Balancing Privacy and Machine Learning


If users don’t know the importance of their data and how to exercise their rights, we’re doomed

Darren Redfern, CTO skritswap

Machine Learning is a science that depends on algorithms. The algorithm tells the computer the exact steps needed to use data to solve a problem. The computer collects prior solutions to predict future solutions. It then suggests a result based on previous experience.

In most cases, these systems learn from the actions of many users to learn how to service the larger user community. What if those actions contain information that might be private or confidential? Will the future outputs of the algorithms expose sensitive information? What can we do about this?

The risk level depends on circumstances, including:

  • What type of data is being used?
  • Where did that data come from?
  • How detailed is the data in the application and its output?

In some machine-learning applications, like image recognition systems, the privacy risks are low to none. If a specific person contributes training data by labelling the content in an image, that data cannot be traced back to that specific person by looking at the output of the algorithm.

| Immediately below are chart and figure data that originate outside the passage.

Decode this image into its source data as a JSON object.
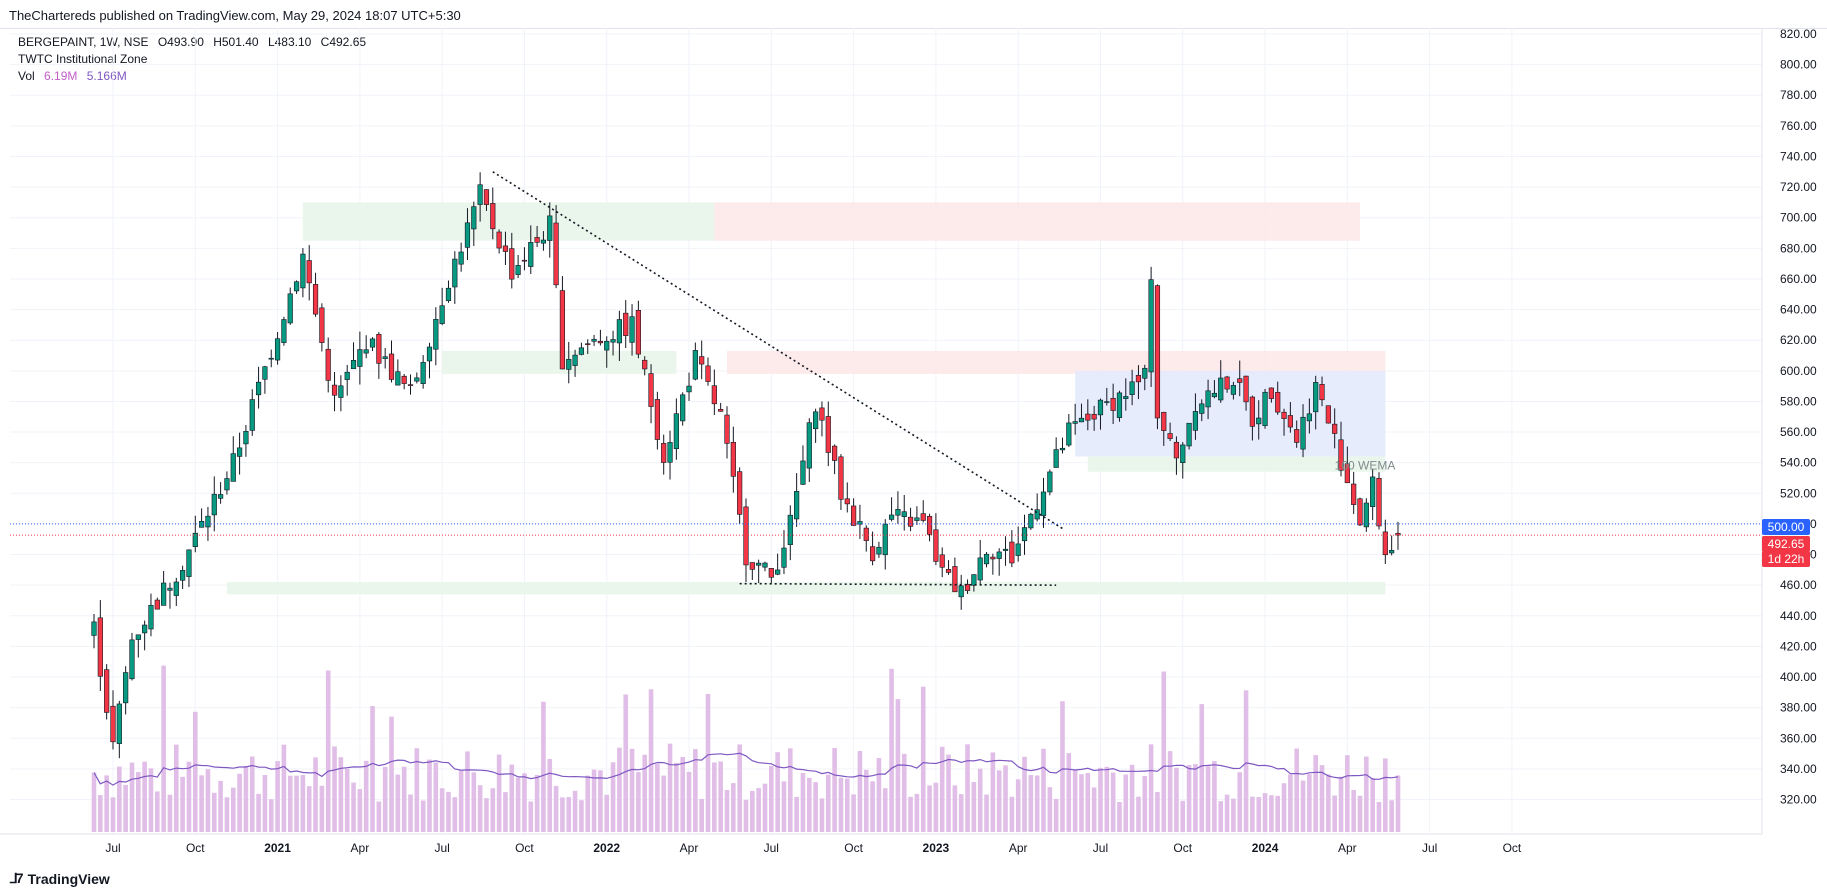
{
  "header": {
    "publish_text": "TheChartereds published on TradingView.com, May 29, 2024 18:07 UTC+5:30"
  },
  "legend": {
    "symbol_line": "BERGEPAINT, 1W, NSE",
    "open": "O493.90",
    "high": "H501.40",
    "low": "L483.10",
    "close": "C492.65",
    "indicator": "TWTC Institutional Zone",
    "vol_label": "Vol",
    "vol_value": "6.19M",
    "vol_ma": "5.166M"
  },
  "price_tags": {
    "level_500": "500.00",
    "last_price": "492.65",
    "countdown": "1d 22h"
  },
  "annotation": "100 WEMA",
  "brand": "TradingView",
  "colors": {
    "up": "#089981",
    "down": "#f23645",
    "volume": "#e1bee7",
    "vol_ma": "#7e57c2",
    "demand_zone": "#e8f5e9",
    "supply_zone": "#fde8e8",
    "range_box": "#e3eafc",
    "blue_tag": "#2962ff",
    "red_tag": "#f23645"
  },
  "chart_data": {
    "type": "candlestick",
    "timeframe": "1W",
    "y_axis": {
      "range": [
        305,
        830
      ],
      "ticks": [
        "820.00",
        "800.00",
        "780.00",
        "760.00",
        "740.00",
        "720.00",
        "700.00",
        "680.00",
        "660.00",
        "640.00",
        "620.00",
        "600.00",
        "580.00",
        "560.00",
        "540.00",
        "520.00",
        "500.00",
        "480.00",
        "460.00",
        "440.00",
        "420.00",
        "400.00",
        "380.00",
        "360.00",
        "340.00",
        "320.00"
      ]
    },
    "x_axis": {
      "labels": [
        "Jul",
        "Oct",
        "2021",
        "Apr",
        "Jul",
        "Oct",
        "2022",
        "Apr",
        "Jul",
        "Oct",
        "2023",
        "Apr",
        "Jul",
        "Oct",
        "2024",
        "Apr",
        "Jul",
        "Oct"
      ],
      "bold": [
        "2021",
        "2022",
        "2023",
        "2024"
      ],
      "label_weeks": [
        3,
        16,
        29,
        42,
        55,
        68,
        81,
        94,
        107,
        120,
        133,
        146,
        159,
        172,
        185,
        198,
        211,
        224
      ]
    },
    "key_points": [
      {
        "week": 0,
        "price": 432
      },
      {
        "week": 3,
        "price": 355
      },
      {
        "week": 6,
        "price": 425
      },
      {
        "week": 14,
        "price": 475
      },
      {
        "week": 22,
        "price": 540
      },
      {
        "week": 33,
        "price": 675
      },
      {
        "week": 38,
        "price": 580
      },
      {
        "week": 43,
        "price": 620
      },
      {
        "week": 50,
        "price": 585
      },
      {
        "week": 56,
        "price": 660
      },
      {
        "week": 61,
        "price": 715
      },
      {
        "week": 66,
        "price": 665
      },
      {
        "week": 72,
        "price": 695
      },
      {
        "week": 74,
        "price": 608
      },
      {
        "week": 79,
        "price": 620
      },
      {
        "week": 85,
        "price": 630
      },
      {
        "week": 90,
        "price": 545
      },
      {
        "week": 95,
        "price": 608
      },
      {
        "week": 99,
        "price": 570
      },
      {
        "week": 103,
        "price": 480
      },
      {
        "week": 107,
        "price": 465
      },
      {
        "week": 110,
        "price": 500
      },
      {
        "week": 114,
        "price": 580
      },
      {
        "week": 118,
        "price": 520
      },
      {
        "week": 123,
        "price": 482
      },
      {
        "week": 126,
        "price": 505
      },
      {
        "week": 131,
        "price": 500
      },
      {
        "week": 134,
        "price": 468
      },
      {
        "week": 137,
        "price": 455
      },
      {
        "week": 141,
        "price": 485
      },
      {
        "week": 145,
        "price": 478
      },
      {
        "week": 150,
        "price": 525
      },
      {
        "week": 154,
        "price": 560
      },
      {
        "week": 160,
        "price": 578
      },
      {
        "week": 166,
        "price": 595
      },
      {
        "week": 167,
        "price": 665
      },
      {
        "week": 168,
        "price": 572
      },
      {
        "week": 171,
        "price": 542
      },
      {
        "week": 174,
        "price": 580
      },
      {
        "week": 180,
        "price": 595
      },
      {
        "week": 183,
        "price": 568
      },
      {
        "week": 186,
        "price": 588
      },
      {
        "week": 190,
        "price": 556
      },
      {
        "week": 193,
        "price": 590
      },
      {
        "week": 196,
        "price": 555
      },
      {
        "week": 200,
        "price": 502
      },
      {
        "week": 202,
        "price": 525
      },
      {
        "week": 204,
        "price": 480
      },
      {
        "week": 206,
        "price": 492.65
      }
    ],
    "last_candle": {
      "open": 493.9,
      "high": 501.4,
      "low": 483.1,
      "close": 492.65
    },
    "zones": [
      {
        "kind": "demand",
        "week_from": 33,
        "week_to": 98,
        "price_from": 685,
        "price_to": 710
      },
      {
        "kind": "supply",
        "week_from": 98,
        "week_to": 200,
        "price_from": 685,
        "price_to": 710
      },
      {
        "kind": "demand",
        "week_from": 55,
        "week_to": 92,
        "price_from": 598,
        "price_to": 613
      },
      {
        "kind": "supply",
        "week_from": 100,
        "week_to": 204,
        "price_from": 598,
        "price_to": 613
      },
      {
        "kind": "range",
        "week_from": 155,
        "week_to": 204,
        "price_from": 544,
        "price_to": 600
      },
      {
        "kind": "demand",
        "week_from": 157,
        "week_to": 204,
        "price_from": 534,
        "price_to": 544
      },
      {
        "kind": "demand",
        "week_from": 21,
        "week_to": 204,
        "price_from": 454,
        "price_to": 462
      }
    ],
    "trendlines": [
      {
        "from": [
          63,
          730
        ],
        "to": [
          153,
          497
        ]
      },
      {
        "from": [
          102,
          461
        ],
        "to": [
          152,
          460
        ]
      }
    ],
    "horizontal_levels": [
      {
        "price": 500.0,
        "color": "#2962ff"
      },
      {
        "price": 492.65,
        "color": "#f23645"
      }
    ]
  }
}
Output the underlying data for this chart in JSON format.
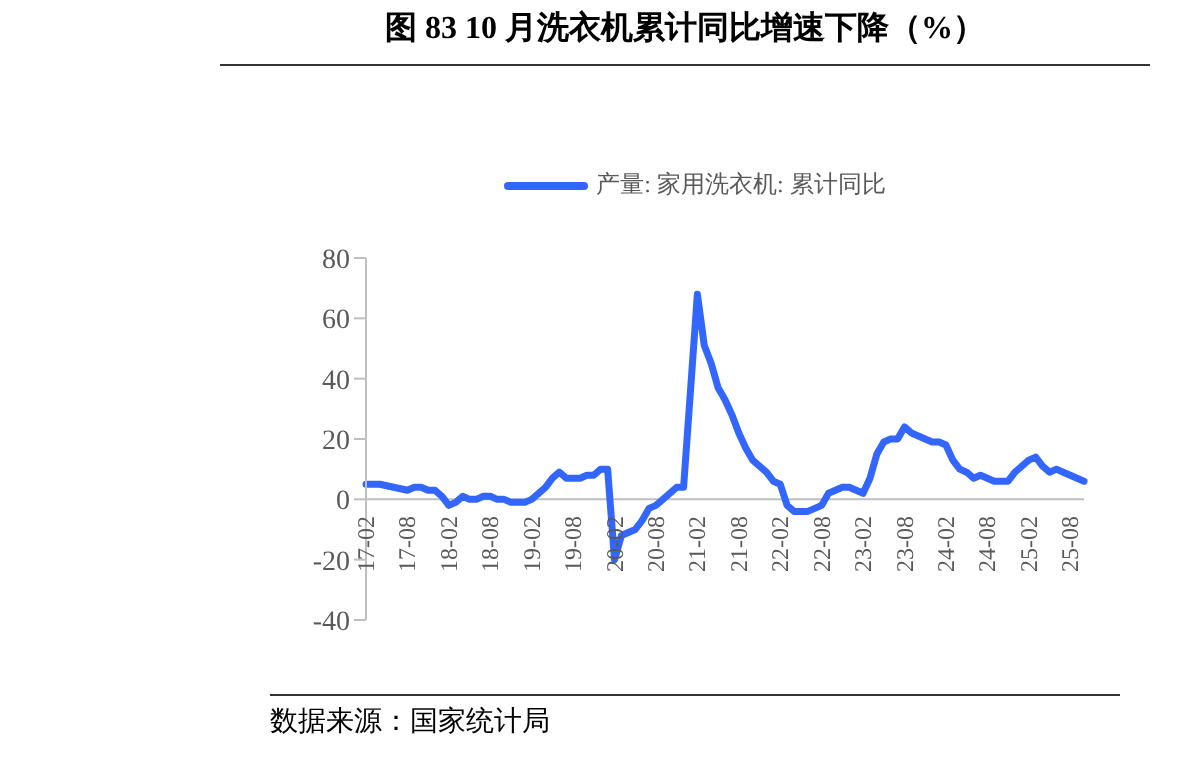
{
  "chart_data": {
    "type": "line",
    "title": "图 83 10 月洗衣机累计同比增速下降（%）",
    "categories": [
      "17-02",
      null,
      null,
      null,
      null,
      null,
      "17-08",
      null,
      null,
      null,
      null,
      null,
      "18-02",
      null,
      null,
      null,
      null,
      null,
      "18-08",
      null,
      null,
      null,
      null,
      null,
      "19-02",
      null,
      null,
      null,
      null,
      null,
      "19-08",
      null,
      null,
      null,
      null,
      null,
      "20-02",
      null,
      null,
      null,
      null,
      null,
      "20-08",
      null,
      null,
      null,
      null,
      null,
      "21-02",
      null,
      null,
      null,
      null,
      null,
      "21-08",
      null,
      null,
      null,
      null,
      null,
      "22-02",
      null,
      null,
      null,
      null,
      null,
      "22-08",
      null,
      null,
      null,
      null,
      null,
      "23-02",
      null,
      null,
      null,
      null,
      null,
      "23-08",
      null,
      null,
      null,
      null,
      null,
      "24-02",
      null,
      null,
      null,
      null,
      null,
      "24-08",
      null,
      null,
      null,
      null,
      null,
      "25-02",
      null,
      null,
      null,
      null,
      null,
      "25-08",
      null,
      null
    ],
    "series": [
      {
        "name": "产量: 家用洗衣机: 累计同比",
        "color": "#3366ff",
        "values": [
          5,
          5,
          5,
          4.5,
          4,
          3.5,
          3,
          4,
          4,
          3,
          3,
          1,
          -2,
          -1,
          1,
          0,
          0,
          1,
          1,
          0,
          0,
          -1,
          -1,
          -1,
          0,
          2,
          4,
          7,
          9,
          7,
          7,
          7,
          8,
          8,
          10,
          10,
          -20,
          -12,
          -11,
          -10,
          -7,
          -3,
          -2,
          0,
          2,
          4,
          4,
          36,
          68,
          51,
          45,
          37,
          33,
          28,
          22,
          17,
          13,
          11,
          9,
          6,
          5,
          -2,
          -4,
          -4,
          -4,
          -3,
          -2,
          2,
          3,
          4,
          4,
          3,
          2,
          7,
          15,
          19,
          20,
          20,
          24,
          22,
          21,
          20,
          19,
          19,
          18,
          13,
          10,
          9,
          7,
          8,
          7,
          6,
          6,
          6,
          9,
          11,
          13,
          14,
          11,
          9,
          10,
          9,
          8,
          7,
          6
        ]
      }
    ],
    "ylim": [
      -40,
      80
    ],
    "yticks": [
      -40,
      -20,
      0,
      20,
      40,
      60,
      80
    ],
    "legend": "top",
    "marker": "none",
    "line_style": "solid",
    "annotations": [
      "数据来源：国家统计局"
    ]
  }
}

However, if the data collected is more textual (written or oral), the privacy issues are complex. Take for example, a system that analyzes people’s emails to develop automated responses. It would need to be cautious that sensitive or personally-identifiable information does not pass through. At the same time, this kind of personalization might be desirable in suggestions offered to the user that the system learned from.

So, how do we balance the benefit to the larger community with the privacy of the individuals in that community? The answer lies in combining approaches:

  • Explicit Opt-Outs

Tell users their data is being used to create ML models for use with a larger audience. And show how they can keep specific data out of the results. In our example above, users can mark all or part of an email as private, so it won’t be used in models offered to other users.

  • Data Filtering

Don’t leave it to users to protect their sensitive information. ML systems can be trained to identify data that might be considered too private for general use. This is using ML both for the business purpose and for making the system itself more responsible.

  • Granularity Control

Those who build these algorithms must pay attention to the details—the many small and distinct parts–of how they process and put out the information. Doing so can minimize the risks.

So, an algorithm might analyze the structure and meaning in complete sentences, while it puts out suggestions at a different level (phrase or word). Then whole sentences can be built up from these smaller units. The issue of data privacy in machine learning is deeper than the examples examined here. Each company using it needs to design their approach to maximize automation while minimizing the exposure of personal information. The confidence clients can have in the result are worth the effort.